И только я к чаю перешел — подсаживается ко мне этот потный тип с нашего взвода. Потный в прямом смысле — вечно он и на морде мокрый, и воняет от него потом. Вроде армия, и нормальное дело — а вот неприятно. И глаза у него — потные. Бегают вечно глазки. И вообще не нравится он мне.
— Слушай, ты это чего? — ото он, значит, мне так говорит. И вроде как с обидой — Ты чего это? Ты к начальству выслуживаться вздумал, да? Думаешь, выше всех нас подняться? Не такой, что ли, как все?
— Ты о чем это? — отвлекает, сволочь, чай просто прелесть, а он тут идиллию портит
— Ты не умничай! Ты винтовку Алема зачем тащил? И у убитого подобрал? Выслужиться хочешь? И самого Алема тащил. Хочешь быть добреньким? — аж наклонился ко мне, туша эдакая. Только что слюной не брызжет. Чай с сожалением отставляю подальше, обидно ж будет, если пролью такой напиток. А оно все продолжает громким шепотом, так что всем нашим, притихшим, пожалуй слышно — Ты учти! Мы тут все одинаковые! Понял? И доля у всех одинаковая, ясно тебе? Не вздумай! Все одно тебе никаких поблажек не видать, понял? Сдохнешь, как все, и никто…
— Подожди, мил человек. — говорю ему — Просьба у меня к тебе серьезная есть. Отодвинься от меня, пожалуйста, метра на два. Чтобы, не приведи Боги, я, случайно, конечно, тебя прикладом не зашиб, больно, коли стану тут ворочаться….
— Чего — о? — он же натурально не понял, похоже. Ну, тут, наверное, за весь день, да и за все прошлое — у меня и упало.

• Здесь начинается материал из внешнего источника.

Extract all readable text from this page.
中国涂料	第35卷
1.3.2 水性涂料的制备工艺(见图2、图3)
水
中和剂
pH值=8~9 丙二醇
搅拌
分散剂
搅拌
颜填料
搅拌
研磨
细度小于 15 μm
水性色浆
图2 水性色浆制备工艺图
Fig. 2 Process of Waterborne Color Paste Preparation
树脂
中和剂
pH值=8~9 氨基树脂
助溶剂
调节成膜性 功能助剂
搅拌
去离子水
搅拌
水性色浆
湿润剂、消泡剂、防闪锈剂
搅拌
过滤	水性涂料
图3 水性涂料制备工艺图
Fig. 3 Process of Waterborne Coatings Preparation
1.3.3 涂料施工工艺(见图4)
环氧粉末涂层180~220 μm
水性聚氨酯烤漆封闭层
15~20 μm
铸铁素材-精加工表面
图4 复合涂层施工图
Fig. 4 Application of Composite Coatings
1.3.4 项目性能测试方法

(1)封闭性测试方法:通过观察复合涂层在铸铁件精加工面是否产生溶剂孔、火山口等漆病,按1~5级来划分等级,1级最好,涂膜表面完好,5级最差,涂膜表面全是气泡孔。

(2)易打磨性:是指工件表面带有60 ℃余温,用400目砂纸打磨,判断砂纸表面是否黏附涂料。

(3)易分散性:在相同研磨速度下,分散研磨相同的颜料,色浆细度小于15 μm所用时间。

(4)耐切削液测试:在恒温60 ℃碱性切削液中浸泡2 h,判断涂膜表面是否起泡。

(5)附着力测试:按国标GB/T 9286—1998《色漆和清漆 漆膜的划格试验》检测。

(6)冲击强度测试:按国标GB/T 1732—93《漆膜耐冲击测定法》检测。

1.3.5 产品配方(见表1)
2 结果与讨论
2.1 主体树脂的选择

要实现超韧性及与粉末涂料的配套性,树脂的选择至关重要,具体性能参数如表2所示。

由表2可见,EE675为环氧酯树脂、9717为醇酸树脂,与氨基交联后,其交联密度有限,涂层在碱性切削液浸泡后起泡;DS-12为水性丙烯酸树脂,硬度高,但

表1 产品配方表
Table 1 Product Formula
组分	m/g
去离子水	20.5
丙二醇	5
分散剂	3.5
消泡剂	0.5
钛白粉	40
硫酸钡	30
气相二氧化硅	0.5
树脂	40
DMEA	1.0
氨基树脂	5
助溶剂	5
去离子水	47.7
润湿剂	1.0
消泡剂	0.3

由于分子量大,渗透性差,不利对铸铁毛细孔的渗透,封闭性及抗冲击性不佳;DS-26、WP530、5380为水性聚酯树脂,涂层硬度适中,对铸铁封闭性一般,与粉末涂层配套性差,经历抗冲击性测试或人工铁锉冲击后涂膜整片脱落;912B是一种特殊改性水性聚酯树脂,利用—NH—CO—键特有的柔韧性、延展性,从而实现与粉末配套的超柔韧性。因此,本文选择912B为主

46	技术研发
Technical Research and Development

Сгреб я его за ворот, к себе прижал, попутно так держу, чтоб и в темноте чуять, если он руками двигать начнет. Но это как‑то краем, а остальной мозг не работает — злоба какая‑то, аж через край. Морду его свинячью при отсветах костерка видать не ахти, но я приблизил лицо, в глаза прямо смотрю, и шиплю как змеюк какой:
— Слушай сюда, животное. Держись от меня теперь подальше, понял? А что кому делать — будешь бабе своей говорить, и то, если она тебе позволит. Ты понял меня, тварь? И запомни — если ты еще кого во взводе будешь подучать, что жить надо по — волчьи, а не по — человечьи, то ведь рано или поздно с тобой беда будет. И уж поверь — вот тебя я не потащу никуда. И — не удивляйся, если и никто не потащит. А сейчас — три вздоха, и нет тебя рядом. Потому что про приклад я не шутил. А то и штык у меня примкнутый, как бы ненароком твой поганый ливер не выпустить, в темноте‑то… случайно. Пшел отсюда!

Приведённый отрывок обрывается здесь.